I know, I know, sugar is bad for you but it tastes so much better…sweeter, without that funky after taste.
You know what else has a funky after taste? Stiff copy. Words that sound like an application from Discover:
“We are happy to introduce the preferred members service to accommodate your shopping needs now and in the future.”
That’s the written equivalent of a sweet ‘n low packet. It’s trying to be real but isn’t.
Formal copy isn’t modern. Not to mention, it feels fake – forced. Today, copy can sound professional and conversational at the same time.
Take one of my favorite campaigns from Apple.
Think Different was a huge success not because it was grammatically correct – imagine if someone came back and said “the correct way of saying that is a Think Differently” – but because it made us wonder. And because it didn’t sound like a pinstriped-suit-and-tie.

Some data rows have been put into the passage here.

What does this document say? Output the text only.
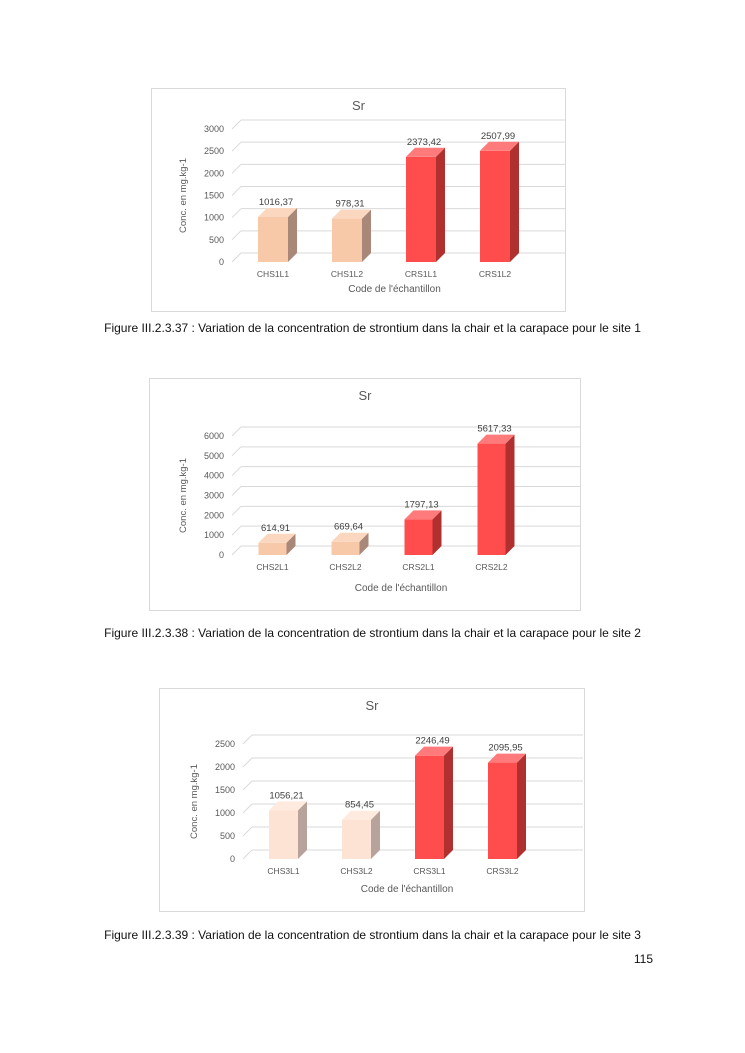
Sr
0
500
1000
1500
2000
2500
3000
Conc. en mg.kg-1	1016,37
CHS1L1
978,31
CHS1L2
2373,42
CRS1L1
2507,99
CRS1L2
Code de l'échantillon
Figure III.2.3.37 : Variation de la concentration de strontium dans la chair et la carapace pour le site 1
Sr
0
1000
2000
3000
4000
5000
6000
Conc. en mg.kg-1	614,91
CHS2L1
669,64
CHS2L2
1797,13
CRS2L1
5617,33
CRS2L2
Code de l'échantillon
Figure III.2.3.38 : Variation de la concentration de strontium dans la chair et la carapace pour le site 2
Sr
0
500
1000
1500
2000
2500
Conc. en mg.kg-1	1056,21
CHS3L1
854,45
CHS3L2
2246,49
CRS3L1
2095,95
CRS3L2
Code de l'échantillon
Figure III.2.3.39 : Variation de la concentration de strontium dans la chair et la carapace pour le site 3
115
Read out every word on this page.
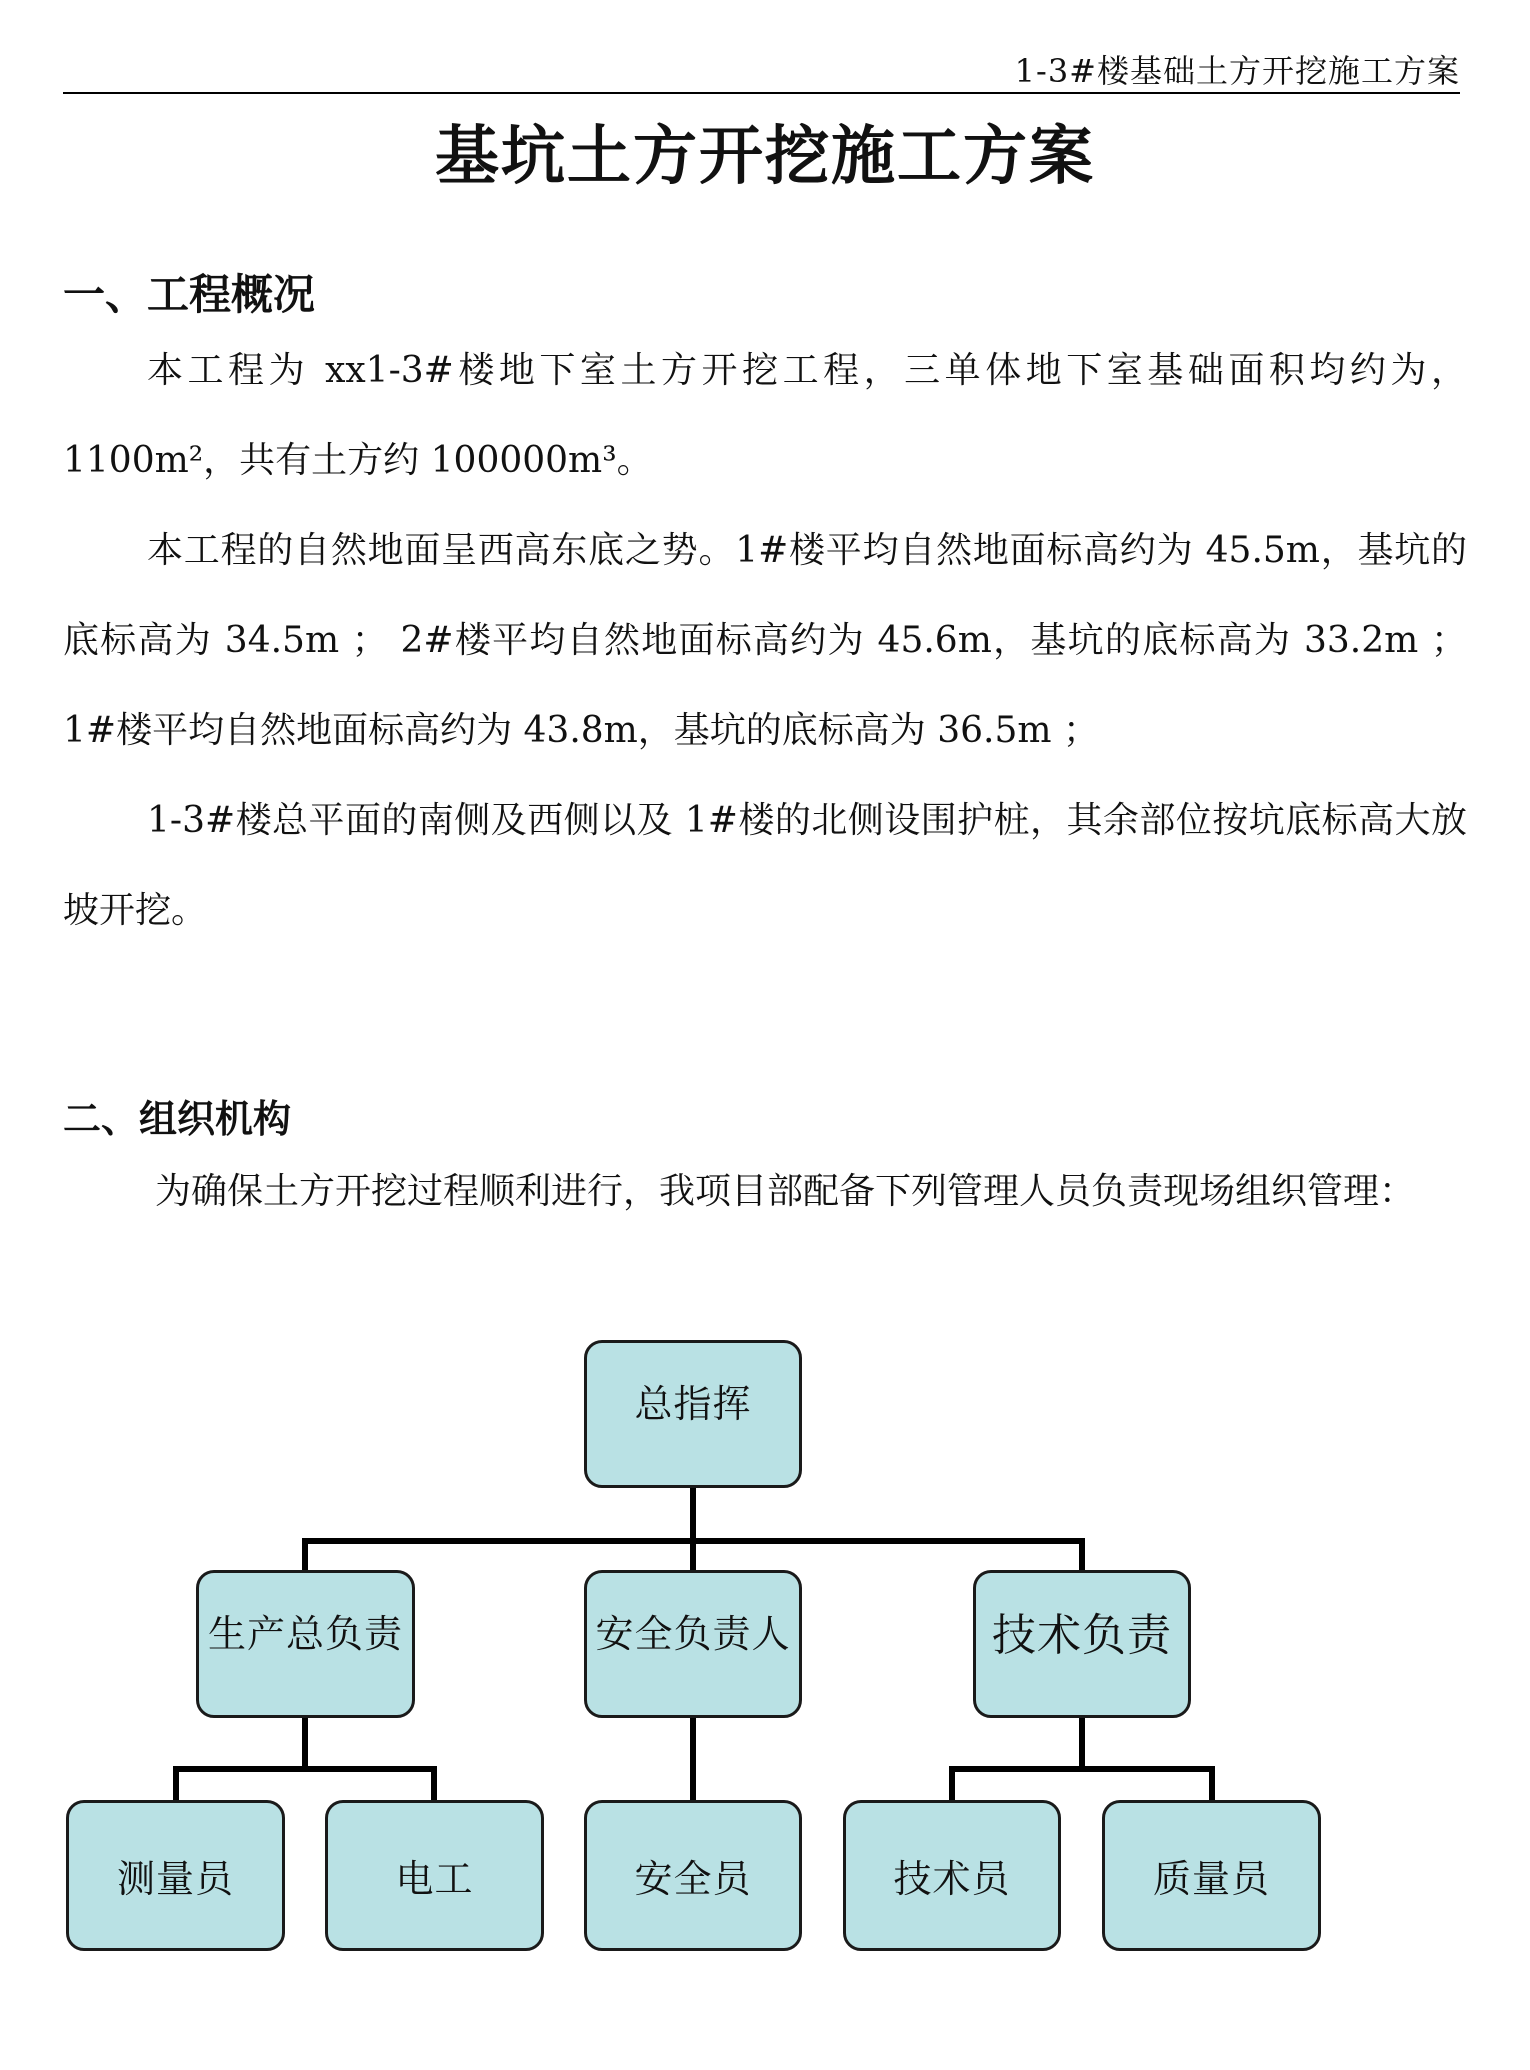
1-3#楼基础土方开挖施工方案
基坑土方开挖施工方案
一、工程概况

本工程为 xx1-3#楼地下室土方开挖工程，三单体地下室基础面积均约为，1100m²，共有土方约 100000m³。

本工程的自然地面呈西高东底之势。1#楼平均自然地面标高约为 45.5m，基坑的底标高为 34.5m ； 2#楼平均自然地面标高约为 45.6m，基坑的底标高为 33.2m ； 1#楼平均自然地面标高约为 43.8m，基坑的底标高为 36.5m ；

1-3#楼总平面的南侧及西侧以及 1#楼的北侧设围护桩，其余部位按坑底标高大放坡开挖。

二、组织机构

为确保土方开挖过程顺利进行，我项目部配备下列管理人员负责现场组织管理：

总指挥
生产总负责	安全负责人	技术负责
测量员	电工	安全员	技术员	质量员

The simplest way to do that in your writing is by relaxing your words a little. Instead of saying you are, try you’re. Replace that is with that’s. And don’t forget to toss in a few wanna’s, gonna’s and shoulda’s because that’s how you’d probably say things in real life.
But what about grammar?
Respect it but don’t let it get in the way of making a statement that’s got some panache. Some punch. Some wonder. If you can imagine it printed on a coffee mug that’s featured on Sara Blakelys #mondaymugshot post, it’s worth keeping.
What makes copy sweet is what makes any relationship sweet; easy on the eyes, music to the ears, easy to talk to, feels real.
What kind of copy do you respond most to? Also, did you guess my answer?